Durante el tramo final semanasantero, los camareros de mi pueblo aprovecharon el paso de las procesiones para comunicar al gentío de la barra lo que acababan de perderse: «Ya es imposible que lo vean, pero ha pasado corriendo Bale». Si la expromesa azulgrana llega a mostrarse contundente en la galopada del galés y El Santo no deja al gallo culé sin plumas y cacareando tras enviar el balón al poste con sus superpoderes, es probable que una buena embajada del club de Concha Espina estuviera pidiéndole a Mou a estas horas que se quedase en Madrid para los restos. Lástima.

Hay quienes llevan esta pasión hasta el extremo de tener que ver los partidos grabados para que no les dé. Por mi parte soy incapaz de hacer lo propio, una vez conocido el resultado. Hasta este domingo que pillé casualmente la repetición de los últimos quince minutos del Chelsea, después de leer que se la había pegado en casa ante el colista y no poder evitar la tentación. Encima la derrota llegó como consecuencia de un penalti más que discutible. Lo que vino a continuación fue puro deleite. Al segundo del gentleman portugués, que en España hubo algún que otro partido en el que ni siquiera lo expulsaron, tuvieron que agarrarlo para que no se comiera al colegiado mientras el special one aguardó su momento en la sala de prensa para despreciar al contrario y denunciar el Villargate que le persigue.

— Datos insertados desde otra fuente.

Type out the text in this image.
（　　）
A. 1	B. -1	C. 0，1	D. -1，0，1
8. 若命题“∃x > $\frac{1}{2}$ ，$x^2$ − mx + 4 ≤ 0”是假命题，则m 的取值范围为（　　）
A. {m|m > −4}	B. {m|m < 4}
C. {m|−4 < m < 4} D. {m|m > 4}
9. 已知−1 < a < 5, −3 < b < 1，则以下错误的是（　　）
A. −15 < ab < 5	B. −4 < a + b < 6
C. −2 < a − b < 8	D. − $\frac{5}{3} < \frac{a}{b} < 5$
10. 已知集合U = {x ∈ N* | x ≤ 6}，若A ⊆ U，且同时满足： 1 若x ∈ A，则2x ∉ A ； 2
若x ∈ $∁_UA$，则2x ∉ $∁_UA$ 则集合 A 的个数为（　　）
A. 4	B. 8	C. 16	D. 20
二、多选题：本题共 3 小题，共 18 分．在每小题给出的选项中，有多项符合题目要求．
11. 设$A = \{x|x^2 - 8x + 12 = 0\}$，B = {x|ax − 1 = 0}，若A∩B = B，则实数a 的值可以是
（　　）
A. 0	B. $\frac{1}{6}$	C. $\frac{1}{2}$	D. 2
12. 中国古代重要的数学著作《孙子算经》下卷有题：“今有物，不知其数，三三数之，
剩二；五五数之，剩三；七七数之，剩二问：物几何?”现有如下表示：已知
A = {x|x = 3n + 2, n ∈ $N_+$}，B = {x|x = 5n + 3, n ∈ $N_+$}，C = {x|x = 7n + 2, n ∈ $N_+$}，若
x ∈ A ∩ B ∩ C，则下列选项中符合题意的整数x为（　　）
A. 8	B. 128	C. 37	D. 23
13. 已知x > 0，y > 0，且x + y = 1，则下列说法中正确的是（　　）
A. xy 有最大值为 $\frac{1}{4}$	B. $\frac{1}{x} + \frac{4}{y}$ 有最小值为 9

No es por ponerlo tenso pero quiero decirle que una final en Lisboa frente a sus antiguos discípulos está, históricamente hablando, a años luz de lo que supondría la reedición del Bayern-Atleti cuatro décadas después, en la temporada en que Zapatones subió a los altares con la posibilidad de enterrar por fin al Schwarzenbeck aquel o como se diga. No sé que da ver así a Mou. Siempre que se halle en estas circunstancias, le digo de corazón que nunca caminará solo.